Cutoff value for the rarefaction curve

tanvirahman · August 10, 2012, 1:03pm

Dear All,

I am trying to generate rarefaction curve at cutoff 0.20. I have generated the dist file at cutoff 0.20 using the command

dist.seqs(fasta=goodtrim.good.good.filter.unique.fasta,cutoff=0.20, processors=2)

and later on did clustering also at cutoff 0.20 using the command

cluster(column=goodtrim.good.good.filter.unique.dist,name=goodtrim.good.good.filter.names,cutoff=0.20)
(Note that after Reading my matrix, I see “changed cutoff to 0.0903472”)

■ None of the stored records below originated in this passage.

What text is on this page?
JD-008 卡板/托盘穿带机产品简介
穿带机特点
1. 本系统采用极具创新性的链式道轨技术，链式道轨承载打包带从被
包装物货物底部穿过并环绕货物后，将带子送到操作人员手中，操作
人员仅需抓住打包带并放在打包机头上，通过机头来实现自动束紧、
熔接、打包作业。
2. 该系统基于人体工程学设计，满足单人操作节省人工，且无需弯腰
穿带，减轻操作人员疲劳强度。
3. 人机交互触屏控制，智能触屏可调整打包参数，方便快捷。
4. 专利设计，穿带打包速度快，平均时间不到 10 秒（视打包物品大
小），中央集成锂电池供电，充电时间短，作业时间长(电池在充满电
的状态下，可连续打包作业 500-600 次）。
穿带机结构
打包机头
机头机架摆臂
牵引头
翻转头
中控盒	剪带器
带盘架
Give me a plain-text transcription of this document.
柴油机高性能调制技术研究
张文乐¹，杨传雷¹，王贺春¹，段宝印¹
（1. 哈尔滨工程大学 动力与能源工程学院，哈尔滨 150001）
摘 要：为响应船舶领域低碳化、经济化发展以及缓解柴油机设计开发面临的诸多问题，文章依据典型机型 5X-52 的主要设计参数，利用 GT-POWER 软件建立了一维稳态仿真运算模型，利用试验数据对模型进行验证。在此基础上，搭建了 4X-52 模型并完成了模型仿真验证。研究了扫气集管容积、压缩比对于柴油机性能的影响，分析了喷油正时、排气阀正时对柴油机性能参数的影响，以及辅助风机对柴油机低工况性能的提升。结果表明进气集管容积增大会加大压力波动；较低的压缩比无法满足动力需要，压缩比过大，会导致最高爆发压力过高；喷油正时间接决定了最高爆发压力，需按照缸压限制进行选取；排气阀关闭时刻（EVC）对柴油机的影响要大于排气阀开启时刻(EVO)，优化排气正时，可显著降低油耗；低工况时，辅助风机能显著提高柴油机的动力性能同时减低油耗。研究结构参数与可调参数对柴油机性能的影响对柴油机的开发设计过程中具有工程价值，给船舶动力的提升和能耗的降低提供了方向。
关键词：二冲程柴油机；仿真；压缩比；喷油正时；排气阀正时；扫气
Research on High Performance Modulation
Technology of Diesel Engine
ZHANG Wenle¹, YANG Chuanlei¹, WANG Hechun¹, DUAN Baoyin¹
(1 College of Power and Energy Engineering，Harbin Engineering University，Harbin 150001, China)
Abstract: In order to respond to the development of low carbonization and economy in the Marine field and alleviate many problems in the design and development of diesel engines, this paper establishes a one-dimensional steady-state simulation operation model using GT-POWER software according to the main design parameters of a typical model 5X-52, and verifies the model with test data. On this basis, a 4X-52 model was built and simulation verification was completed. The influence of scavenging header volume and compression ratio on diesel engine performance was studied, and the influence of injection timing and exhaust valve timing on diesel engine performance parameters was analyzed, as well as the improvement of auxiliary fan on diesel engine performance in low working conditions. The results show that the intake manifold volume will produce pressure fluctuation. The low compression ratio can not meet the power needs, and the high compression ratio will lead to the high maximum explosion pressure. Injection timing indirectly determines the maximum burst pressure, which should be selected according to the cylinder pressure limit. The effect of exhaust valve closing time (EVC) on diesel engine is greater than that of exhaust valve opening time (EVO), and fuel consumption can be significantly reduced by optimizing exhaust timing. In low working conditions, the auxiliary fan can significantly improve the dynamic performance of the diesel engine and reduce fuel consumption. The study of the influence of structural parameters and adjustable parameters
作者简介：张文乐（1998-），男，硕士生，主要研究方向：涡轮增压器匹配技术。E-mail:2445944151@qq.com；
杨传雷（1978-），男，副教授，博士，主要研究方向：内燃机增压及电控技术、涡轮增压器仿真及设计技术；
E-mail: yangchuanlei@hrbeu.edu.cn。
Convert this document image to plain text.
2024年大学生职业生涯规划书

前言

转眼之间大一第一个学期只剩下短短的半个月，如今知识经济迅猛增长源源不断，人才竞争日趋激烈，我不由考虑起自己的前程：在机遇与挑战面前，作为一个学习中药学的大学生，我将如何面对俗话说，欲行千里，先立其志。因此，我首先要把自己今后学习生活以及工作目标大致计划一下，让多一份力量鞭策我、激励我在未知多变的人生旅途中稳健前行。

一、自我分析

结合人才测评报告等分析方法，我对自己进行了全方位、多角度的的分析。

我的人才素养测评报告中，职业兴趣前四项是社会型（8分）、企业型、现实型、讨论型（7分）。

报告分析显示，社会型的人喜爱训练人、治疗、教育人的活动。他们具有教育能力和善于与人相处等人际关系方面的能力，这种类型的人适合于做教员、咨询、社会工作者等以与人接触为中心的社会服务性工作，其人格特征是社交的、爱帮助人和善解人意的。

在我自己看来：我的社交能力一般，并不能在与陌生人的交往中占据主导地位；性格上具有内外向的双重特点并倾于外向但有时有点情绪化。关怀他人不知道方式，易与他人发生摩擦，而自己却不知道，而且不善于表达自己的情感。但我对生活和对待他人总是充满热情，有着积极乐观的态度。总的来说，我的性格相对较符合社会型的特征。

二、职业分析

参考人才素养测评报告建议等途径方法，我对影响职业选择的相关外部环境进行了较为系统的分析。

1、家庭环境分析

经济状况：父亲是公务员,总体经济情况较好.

Finally I used the following command to generate data for the rarefaction curve

make.shared(list=goodtrim.good.good.filter.unique.an.list,group=goodgroup.good.groups, label=unique-0.07-0.10-0.20)

but in the output RAREFACTION File I can see values for unique, 0.03, 0.07 and 0.09 (no value for 0.10 or 0.20).

Any suggestion on how to get the rarefaction curve at cutoff 0.20

And also what is the basic difference among the unique, lci and hci.

Cheers,

Tanvir

vingomez · August 10, 2012, 1:48pm

Hi Tanvir,

One possible solution and one possible explanation:

(1) solution: increase your cutoff value of 0.20 to 0.30 or even 0.40 in the “dist.seqs” and “cluster” command. But keep the cutoff value of 0.20 with the “make.shared” command.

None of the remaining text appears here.